Gender Technological Performativity: Exploring the Digital Divide in Video Gaming

Authors

  • Adriana Gil-Juárez Universitat Rovira i Virgili
  • Joel Feliu Universitat Autònoma de Barcelona
  • Anna Vitores González Universitat Autònoma de Barcelona

Abstract

In this article we revise the field of gender and video games. Video games for their ludic component, which makes their consumption facultative and informal, allow us to understand some of the mechanisms that maintain girls away from the technological realm without using institutional reasons which do not correctly explain the "voluntary" exclusions, that is to say those produced because the person "does not want" or "does not show interest" in participating in a basic sector for society construction.
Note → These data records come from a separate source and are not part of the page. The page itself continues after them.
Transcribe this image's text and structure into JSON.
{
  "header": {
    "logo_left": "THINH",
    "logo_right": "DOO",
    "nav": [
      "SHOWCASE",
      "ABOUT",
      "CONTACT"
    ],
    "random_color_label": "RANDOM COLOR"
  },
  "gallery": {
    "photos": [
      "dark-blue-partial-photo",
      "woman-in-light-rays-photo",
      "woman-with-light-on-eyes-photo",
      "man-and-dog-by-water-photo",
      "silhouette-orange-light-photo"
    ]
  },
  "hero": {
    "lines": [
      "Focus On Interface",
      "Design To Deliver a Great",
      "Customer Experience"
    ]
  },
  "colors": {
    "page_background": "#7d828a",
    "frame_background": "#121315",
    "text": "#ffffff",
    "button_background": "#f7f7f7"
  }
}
We show how creation and consumption of technology, especially of videogames, in the Occidentalized world, recreates different life spaces for people in function of the invention, distributions and performance of sexual differences.

Keywords

Digital Divide, Gender, Technology, Video Games

Author Biographies

Adriana Gil-Juárez, Universitat Rovira i Virgili

Adriana Gil-Juárez has a PhD. in Psychology from the UAB and she leads JovenTIC, a research group on young people's use of new technology. She teaches social psychology related courses at URV, UAB and UOC. She has recently co-edited with Montse Vall-llovera the book: Género, TIC y Videojuegos (Gender, ICT and Videogames), Barcelona: UOC, 2009.

Joel Feliu, Universitat Autònoma de Barcelona

Full Professor at the Social Psychology Department of the UAB and member of the JovenTIC group of research. He has recently contributed to the books Género, TIC y Videojuegos (Gender, ICT and Videogames) (UOC, 2009) and Jóvenes en cibercafés: la dimensión física del futuro virtual (Young People in Cybercafés: the physical dimension of the virtual future) (UOC, 2006).

Anna Vitores González, Universitat Autònoma de Barcelona

PhD. in Social Psychology from the UAB and member of the research groups JovenTIC and GESCIT, both at the UAB. Her research interests are related to the social studies of science and technology, social reproduction processes correlated to technoscientific innovations and qualitative methods of research in the social sciences.